If you have millions of rows, you are probably better off with something like MongoDB, if you need to search that, you should probably use something like Sphinx or Lucene anyway. But if you know that you won't have too much data for the forceable future, you should use relational databases. OR you could simply use both.



A relational database at very modest hardware can handle millions of rows, and with a solid database, good hardware and a DBA who knows his shit you can handle billions.

OpenStreetMap has over a billion nodes stored in a PostgreSQL database.

http://www.openstreetmap.org/stats/data_stats.html

My point is that you can get very far with a classic relational database before you have to scale vertically.


Billions of rows btw is not a problem even on modest hardware, with a half-decent db, etc. It's analytics on this where it become possibly an issue. Retrieving one row out of 1 billion is not that much more complex than retrieving one row out of 1 million, nor is it that much more expensive computationally assuming the right index is in place.

The problem comes with high concurrency, in particular very high write concurrency, or with very complex queries which require a lot of RAM to do properly. But that's where you need a solid db, good hardware, and a solid DBA.


Very true. If you do not do much with your data it is trivial to handle.


I always get a kick out of Stonebraker selling NewSQL/VoltDB as the solution to this sort of problem.
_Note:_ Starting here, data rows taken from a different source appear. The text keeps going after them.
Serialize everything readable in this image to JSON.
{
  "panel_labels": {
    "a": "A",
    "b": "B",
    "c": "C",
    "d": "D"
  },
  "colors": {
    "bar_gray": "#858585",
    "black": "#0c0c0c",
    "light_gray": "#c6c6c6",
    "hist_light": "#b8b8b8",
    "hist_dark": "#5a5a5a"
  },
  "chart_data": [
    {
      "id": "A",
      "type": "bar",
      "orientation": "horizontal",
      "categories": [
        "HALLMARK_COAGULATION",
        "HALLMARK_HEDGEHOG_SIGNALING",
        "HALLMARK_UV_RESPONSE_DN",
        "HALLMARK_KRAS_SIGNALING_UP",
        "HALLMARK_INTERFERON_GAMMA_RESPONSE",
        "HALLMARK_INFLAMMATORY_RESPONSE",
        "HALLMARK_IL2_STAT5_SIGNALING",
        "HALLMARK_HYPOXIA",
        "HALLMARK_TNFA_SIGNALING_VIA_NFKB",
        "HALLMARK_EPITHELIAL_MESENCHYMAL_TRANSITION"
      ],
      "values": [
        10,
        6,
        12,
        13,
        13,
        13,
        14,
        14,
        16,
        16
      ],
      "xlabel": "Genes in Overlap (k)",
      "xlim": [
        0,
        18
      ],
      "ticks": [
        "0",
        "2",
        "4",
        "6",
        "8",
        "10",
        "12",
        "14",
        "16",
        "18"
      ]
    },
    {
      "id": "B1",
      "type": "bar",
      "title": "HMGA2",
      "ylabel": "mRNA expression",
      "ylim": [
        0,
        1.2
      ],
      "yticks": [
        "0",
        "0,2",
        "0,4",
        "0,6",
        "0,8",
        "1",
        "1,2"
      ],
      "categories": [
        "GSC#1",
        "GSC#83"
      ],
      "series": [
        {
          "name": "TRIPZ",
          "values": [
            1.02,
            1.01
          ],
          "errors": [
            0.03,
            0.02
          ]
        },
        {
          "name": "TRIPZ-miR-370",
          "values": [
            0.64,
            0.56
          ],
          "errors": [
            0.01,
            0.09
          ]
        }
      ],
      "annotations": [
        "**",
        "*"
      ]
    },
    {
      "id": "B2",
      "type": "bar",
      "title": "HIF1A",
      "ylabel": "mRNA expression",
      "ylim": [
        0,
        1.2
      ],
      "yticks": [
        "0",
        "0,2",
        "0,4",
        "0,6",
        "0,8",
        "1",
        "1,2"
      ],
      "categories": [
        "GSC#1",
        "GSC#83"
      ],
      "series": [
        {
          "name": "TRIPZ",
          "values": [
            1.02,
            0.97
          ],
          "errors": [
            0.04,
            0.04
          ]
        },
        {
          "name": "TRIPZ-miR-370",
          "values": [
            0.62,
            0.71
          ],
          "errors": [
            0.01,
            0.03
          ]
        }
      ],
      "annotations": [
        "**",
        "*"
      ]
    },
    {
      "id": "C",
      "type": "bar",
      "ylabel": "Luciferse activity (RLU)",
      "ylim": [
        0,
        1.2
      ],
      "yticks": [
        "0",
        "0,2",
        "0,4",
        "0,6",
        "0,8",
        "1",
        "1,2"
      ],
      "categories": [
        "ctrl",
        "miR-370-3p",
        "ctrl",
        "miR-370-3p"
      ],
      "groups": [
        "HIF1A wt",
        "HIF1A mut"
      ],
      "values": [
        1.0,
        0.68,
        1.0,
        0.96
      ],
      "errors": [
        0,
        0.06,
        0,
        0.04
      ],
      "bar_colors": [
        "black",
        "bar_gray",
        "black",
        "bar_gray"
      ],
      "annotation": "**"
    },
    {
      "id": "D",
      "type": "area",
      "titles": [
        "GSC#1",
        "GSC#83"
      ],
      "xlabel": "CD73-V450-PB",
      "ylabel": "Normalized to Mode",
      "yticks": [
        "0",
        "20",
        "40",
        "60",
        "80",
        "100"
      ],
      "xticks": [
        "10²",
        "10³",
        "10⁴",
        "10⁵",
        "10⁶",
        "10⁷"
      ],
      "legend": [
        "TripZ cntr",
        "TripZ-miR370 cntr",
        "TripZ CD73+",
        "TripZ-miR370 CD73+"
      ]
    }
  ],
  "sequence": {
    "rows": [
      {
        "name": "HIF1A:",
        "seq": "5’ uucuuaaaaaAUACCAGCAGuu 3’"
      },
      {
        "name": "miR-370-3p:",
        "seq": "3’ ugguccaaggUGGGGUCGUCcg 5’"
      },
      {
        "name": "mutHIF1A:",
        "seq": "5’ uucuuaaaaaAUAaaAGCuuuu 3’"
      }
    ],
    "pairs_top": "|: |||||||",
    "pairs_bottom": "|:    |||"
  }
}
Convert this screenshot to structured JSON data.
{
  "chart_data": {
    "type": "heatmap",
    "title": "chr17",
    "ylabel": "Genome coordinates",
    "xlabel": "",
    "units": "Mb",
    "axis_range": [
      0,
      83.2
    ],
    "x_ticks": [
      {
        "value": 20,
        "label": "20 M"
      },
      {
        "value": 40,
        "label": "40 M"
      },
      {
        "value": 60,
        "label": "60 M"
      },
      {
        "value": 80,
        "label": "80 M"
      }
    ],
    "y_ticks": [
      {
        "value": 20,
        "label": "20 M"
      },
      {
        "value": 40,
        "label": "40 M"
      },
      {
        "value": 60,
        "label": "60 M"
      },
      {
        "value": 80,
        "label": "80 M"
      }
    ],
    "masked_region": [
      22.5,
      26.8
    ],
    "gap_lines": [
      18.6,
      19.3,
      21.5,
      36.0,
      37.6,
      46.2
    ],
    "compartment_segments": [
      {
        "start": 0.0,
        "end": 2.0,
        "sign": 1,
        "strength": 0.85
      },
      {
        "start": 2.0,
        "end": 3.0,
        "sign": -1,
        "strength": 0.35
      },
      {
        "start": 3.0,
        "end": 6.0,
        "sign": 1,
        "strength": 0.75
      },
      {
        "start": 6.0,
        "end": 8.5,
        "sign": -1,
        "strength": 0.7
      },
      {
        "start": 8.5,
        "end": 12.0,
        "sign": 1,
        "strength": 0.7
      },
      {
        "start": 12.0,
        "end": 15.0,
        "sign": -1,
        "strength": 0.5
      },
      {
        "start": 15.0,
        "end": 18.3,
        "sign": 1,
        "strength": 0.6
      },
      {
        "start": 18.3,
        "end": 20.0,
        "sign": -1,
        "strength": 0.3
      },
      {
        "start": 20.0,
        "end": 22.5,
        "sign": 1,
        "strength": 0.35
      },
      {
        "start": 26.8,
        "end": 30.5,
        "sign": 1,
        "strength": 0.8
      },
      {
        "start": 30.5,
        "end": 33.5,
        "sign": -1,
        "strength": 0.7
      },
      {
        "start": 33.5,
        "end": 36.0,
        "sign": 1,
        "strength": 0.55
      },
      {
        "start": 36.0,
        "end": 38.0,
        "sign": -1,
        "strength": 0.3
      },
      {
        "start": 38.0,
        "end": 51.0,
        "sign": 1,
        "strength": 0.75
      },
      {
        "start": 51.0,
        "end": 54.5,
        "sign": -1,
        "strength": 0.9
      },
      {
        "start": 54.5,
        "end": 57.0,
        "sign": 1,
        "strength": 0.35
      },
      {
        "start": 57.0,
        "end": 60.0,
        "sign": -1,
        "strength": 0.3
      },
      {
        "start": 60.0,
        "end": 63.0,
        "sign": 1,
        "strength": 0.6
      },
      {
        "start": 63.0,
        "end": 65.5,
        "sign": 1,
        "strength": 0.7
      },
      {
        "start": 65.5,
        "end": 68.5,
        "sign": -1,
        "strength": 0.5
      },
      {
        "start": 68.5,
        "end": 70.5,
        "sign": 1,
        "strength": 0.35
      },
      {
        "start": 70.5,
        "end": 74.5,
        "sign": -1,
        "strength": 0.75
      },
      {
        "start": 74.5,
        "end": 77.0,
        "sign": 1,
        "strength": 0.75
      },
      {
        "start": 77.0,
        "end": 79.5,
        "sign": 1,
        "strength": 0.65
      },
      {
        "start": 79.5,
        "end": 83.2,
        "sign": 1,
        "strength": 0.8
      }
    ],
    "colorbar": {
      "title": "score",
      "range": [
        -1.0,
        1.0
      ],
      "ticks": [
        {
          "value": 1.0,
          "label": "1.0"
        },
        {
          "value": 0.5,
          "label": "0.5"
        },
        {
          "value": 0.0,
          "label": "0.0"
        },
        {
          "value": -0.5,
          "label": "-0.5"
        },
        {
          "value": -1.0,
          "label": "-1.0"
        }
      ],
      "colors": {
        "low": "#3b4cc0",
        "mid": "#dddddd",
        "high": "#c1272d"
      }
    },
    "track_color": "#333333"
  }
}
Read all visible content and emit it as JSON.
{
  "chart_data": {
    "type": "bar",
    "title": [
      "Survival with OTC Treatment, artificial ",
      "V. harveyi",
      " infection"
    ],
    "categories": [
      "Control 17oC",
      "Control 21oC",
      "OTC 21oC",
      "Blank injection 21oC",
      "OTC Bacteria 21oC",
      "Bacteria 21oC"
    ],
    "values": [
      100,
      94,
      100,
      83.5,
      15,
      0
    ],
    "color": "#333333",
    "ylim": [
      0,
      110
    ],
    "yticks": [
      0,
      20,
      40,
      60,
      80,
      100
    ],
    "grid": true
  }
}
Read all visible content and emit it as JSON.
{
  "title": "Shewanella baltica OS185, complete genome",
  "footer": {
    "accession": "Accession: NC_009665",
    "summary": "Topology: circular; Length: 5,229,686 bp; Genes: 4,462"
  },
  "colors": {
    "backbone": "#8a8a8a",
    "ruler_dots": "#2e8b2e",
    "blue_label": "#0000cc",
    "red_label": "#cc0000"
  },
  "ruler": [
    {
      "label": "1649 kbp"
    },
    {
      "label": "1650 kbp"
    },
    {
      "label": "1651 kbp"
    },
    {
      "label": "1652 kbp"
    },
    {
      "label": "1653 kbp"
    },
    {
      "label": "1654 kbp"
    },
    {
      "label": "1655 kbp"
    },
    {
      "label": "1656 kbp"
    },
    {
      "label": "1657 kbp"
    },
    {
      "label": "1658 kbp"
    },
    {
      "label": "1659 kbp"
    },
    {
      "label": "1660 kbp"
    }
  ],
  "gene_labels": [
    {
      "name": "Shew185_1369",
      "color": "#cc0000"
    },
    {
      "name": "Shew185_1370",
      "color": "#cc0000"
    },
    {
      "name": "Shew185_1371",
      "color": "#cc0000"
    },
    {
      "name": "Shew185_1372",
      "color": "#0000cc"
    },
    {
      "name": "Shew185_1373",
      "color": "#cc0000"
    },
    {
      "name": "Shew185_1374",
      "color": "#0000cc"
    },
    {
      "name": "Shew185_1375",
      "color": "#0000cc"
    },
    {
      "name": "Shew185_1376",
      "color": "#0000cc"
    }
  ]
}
He provides a triangle where at the vertices are VoltDB, column stores, and NoSQL.

However, what he always fails to mention is that some of the most important OLTP that happens is in enterprise ERP systems, and these involve every kind of workload of all of these. Yes, you could probably get some additional performance gains by splitting up your ERP into VoltDB, Vertica, and CouchDB with connectors between them but why?

And relational data doesn't even start to get moderately big until you are in the TB range. This is true even of ERP apps.

Millions of rows are a problem? What are you using? Microsoft Access?


There may be cases where non-relational databases are the right solution, but unless you are using a toy RDBMS millions of rows is not considered a lot of data. Millions of rows added every day... now you're talking. Oracle handles that kind of thing just fine.